Eibach Sway Bars: Quick Tune Guide
So you’ve picked up your new Eibach springs; what’s the next step? Upgrading your Anti-Roll Bars gives you the flexibility to fine tune specific handling characteristics of your vehicle. Let’s elaborate on what these characteristics are and how they affect the vehicle.
Each driver has their own preference on how their car reacts when taken to its limits. As a manufacturer, we engineer our ANTI-ROLL-KITs to work in conjunction with the PRO-KIT or SPORTLINE springs to deliver a balanced system that reduces body roll while improving cornering stability and grip. Whenever possible, Eibach ANTI-ROLL-BARs are designed with varying levels of adjustability that can change the spring rate of the bar, allowing you to fine tune how the vehicle is balanced by adjusting the amount of oversteer or understeer.
Understeer (also known as pushing or plowing) is when the steering input (at the steering wheel) has less effect than desired on the direction the car is turning.
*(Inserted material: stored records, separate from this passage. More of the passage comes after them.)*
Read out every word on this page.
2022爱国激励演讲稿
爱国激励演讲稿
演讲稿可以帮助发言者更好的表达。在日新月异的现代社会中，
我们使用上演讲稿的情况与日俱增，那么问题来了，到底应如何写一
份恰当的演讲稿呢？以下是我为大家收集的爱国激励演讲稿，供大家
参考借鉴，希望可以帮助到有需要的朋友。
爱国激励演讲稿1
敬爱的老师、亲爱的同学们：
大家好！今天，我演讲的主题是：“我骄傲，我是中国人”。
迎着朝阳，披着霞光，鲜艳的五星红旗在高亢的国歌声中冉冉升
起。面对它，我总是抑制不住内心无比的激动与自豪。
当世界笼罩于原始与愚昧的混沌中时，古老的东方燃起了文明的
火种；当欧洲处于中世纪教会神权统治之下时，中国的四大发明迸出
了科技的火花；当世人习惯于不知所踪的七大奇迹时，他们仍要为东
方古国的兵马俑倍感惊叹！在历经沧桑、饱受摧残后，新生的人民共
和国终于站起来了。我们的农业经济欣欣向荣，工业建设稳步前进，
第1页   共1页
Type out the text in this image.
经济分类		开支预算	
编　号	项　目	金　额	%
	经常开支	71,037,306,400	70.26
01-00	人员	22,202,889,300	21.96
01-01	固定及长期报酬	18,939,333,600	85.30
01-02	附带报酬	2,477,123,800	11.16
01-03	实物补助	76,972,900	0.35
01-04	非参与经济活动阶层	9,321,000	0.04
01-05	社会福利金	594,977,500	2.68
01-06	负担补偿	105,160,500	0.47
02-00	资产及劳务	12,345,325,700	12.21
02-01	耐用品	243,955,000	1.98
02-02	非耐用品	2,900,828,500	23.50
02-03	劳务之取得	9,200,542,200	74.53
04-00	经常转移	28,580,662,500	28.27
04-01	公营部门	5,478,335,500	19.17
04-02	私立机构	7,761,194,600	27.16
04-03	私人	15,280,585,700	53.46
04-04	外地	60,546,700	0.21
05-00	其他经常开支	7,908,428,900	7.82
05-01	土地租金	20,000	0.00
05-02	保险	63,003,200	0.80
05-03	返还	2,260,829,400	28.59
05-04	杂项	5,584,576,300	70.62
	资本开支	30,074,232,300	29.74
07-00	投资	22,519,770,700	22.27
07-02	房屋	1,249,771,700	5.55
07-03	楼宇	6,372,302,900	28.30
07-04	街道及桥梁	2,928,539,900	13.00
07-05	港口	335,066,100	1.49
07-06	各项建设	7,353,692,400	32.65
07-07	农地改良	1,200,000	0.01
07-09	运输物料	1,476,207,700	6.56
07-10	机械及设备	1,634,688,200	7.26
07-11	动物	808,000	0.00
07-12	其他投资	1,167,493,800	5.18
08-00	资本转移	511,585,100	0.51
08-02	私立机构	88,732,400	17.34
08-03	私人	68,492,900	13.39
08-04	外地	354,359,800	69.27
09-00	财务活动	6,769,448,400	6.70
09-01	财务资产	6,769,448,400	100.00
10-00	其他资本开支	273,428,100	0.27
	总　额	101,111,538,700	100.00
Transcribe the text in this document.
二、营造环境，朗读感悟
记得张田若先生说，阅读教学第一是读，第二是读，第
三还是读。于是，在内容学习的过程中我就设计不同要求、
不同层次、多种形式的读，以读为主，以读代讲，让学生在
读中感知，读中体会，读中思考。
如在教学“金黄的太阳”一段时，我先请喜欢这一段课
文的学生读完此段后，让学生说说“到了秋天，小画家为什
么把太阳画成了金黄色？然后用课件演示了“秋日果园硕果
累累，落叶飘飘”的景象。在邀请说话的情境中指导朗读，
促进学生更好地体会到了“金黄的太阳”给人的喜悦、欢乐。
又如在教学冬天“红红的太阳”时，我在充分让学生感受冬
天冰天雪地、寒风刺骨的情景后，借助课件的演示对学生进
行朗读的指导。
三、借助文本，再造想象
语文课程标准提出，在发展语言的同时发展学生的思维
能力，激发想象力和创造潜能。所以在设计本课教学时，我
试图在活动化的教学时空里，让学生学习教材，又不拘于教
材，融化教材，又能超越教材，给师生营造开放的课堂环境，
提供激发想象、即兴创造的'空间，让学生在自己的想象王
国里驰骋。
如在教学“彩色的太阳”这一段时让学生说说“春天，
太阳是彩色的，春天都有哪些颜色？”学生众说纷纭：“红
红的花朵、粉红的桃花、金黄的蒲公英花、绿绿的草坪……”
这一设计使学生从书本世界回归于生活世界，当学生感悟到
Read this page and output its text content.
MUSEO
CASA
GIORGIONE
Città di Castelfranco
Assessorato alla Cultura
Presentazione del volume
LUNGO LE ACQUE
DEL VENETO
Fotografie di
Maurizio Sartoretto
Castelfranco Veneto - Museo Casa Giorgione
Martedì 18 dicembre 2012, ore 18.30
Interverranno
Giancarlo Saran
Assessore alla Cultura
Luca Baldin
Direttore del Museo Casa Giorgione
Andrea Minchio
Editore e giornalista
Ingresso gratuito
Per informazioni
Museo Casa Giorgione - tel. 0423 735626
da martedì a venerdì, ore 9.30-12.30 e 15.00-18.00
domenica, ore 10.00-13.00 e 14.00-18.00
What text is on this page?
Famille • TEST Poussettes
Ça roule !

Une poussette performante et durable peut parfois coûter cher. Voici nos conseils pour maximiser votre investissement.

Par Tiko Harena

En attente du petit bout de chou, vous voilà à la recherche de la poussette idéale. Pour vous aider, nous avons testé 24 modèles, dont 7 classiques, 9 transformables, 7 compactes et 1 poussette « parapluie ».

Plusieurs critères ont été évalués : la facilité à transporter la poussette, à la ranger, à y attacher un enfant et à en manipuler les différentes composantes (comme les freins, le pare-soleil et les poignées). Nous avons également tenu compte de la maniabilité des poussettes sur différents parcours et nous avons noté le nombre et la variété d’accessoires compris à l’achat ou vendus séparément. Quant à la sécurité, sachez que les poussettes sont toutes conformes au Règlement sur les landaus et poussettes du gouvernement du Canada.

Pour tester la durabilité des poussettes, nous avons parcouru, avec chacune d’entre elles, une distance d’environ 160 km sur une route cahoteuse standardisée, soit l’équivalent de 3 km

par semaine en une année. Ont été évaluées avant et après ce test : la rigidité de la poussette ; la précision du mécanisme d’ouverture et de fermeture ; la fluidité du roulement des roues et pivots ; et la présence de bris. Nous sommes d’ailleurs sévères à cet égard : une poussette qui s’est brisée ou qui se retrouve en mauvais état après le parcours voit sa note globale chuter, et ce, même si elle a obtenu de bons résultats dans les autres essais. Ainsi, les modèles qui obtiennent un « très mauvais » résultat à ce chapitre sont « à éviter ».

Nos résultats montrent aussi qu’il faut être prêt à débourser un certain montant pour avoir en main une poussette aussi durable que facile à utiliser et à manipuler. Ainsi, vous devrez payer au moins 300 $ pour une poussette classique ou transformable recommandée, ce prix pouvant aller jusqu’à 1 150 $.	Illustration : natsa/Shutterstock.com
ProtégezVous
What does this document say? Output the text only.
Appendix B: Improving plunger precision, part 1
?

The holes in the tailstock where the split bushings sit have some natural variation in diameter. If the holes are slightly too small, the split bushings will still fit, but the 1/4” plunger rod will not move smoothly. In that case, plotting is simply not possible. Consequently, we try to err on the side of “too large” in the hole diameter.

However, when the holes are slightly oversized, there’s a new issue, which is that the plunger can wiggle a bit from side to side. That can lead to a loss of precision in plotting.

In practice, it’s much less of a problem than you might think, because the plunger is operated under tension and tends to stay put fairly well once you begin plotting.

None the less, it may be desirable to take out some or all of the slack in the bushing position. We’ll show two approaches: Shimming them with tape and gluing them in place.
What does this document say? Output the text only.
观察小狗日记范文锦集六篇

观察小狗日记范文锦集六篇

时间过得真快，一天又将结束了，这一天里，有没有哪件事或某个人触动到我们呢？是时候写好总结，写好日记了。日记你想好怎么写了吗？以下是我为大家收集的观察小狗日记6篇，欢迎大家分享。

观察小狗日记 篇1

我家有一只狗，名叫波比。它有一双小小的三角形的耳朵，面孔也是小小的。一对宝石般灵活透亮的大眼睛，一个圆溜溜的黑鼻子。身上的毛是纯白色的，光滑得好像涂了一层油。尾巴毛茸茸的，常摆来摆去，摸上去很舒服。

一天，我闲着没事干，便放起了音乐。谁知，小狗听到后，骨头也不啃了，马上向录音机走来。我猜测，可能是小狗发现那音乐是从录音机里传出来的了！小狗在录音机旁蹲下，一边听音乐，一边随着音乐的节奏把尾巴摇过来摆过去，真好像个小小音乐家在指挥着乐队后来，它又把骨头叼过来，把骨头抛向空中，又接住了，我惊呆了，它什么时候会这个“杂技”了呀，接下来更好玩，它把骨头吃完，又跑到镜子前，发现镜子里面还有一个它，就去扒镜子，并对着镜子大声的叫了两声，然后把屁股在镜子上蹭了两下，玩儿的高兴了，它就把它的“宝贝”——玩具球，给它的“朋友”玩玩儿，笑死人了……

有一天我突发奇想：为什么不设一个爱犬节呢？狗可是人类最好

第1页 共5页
Most vehicle manufacturers design the car to exhibit understeer at the limit of adhesion. Too much understeer will cause a vehicle to “push” the nose forward and direct any impact to the front of the vehicle. This is the safest way for the car to lose control.
Oversteer (also known as power sliding or drifting) is the opposite, where the vehicle is turning more than the intended amount of steering input. Too much oversteer can cause the rear of the vehicle to lose all traction and go into a spin.
When making adjustments, it's important to remember that the higher spring rate of the bar, the less compliance there will be in the suspension, which alters the cornering balance of the vehicle. This can be a desired effect depending on drivetrain configuration. Front wheel drive cars are prone to understeer. This is due to the front tires overworking the drive wheels and the steer wheels at the same time. Increasing the rear anti-roll bar rate helps the balance of a front wheel drive vehicle. A rear wheel drive vehicle is more prone to oversteer from the rear drive wheels. A different rate front bar can balance a twitchy rear wheel drive car and give the driver more confidence in the turns.
Whether driving down some twisty mountain roads or through the corkscrew at Laguna Seca, upgrading your anti-roll bars will transform your vehicle into a corner carving machine. Being able to adjust to specific track conditions is what sets the prepared racer apart from their competitors.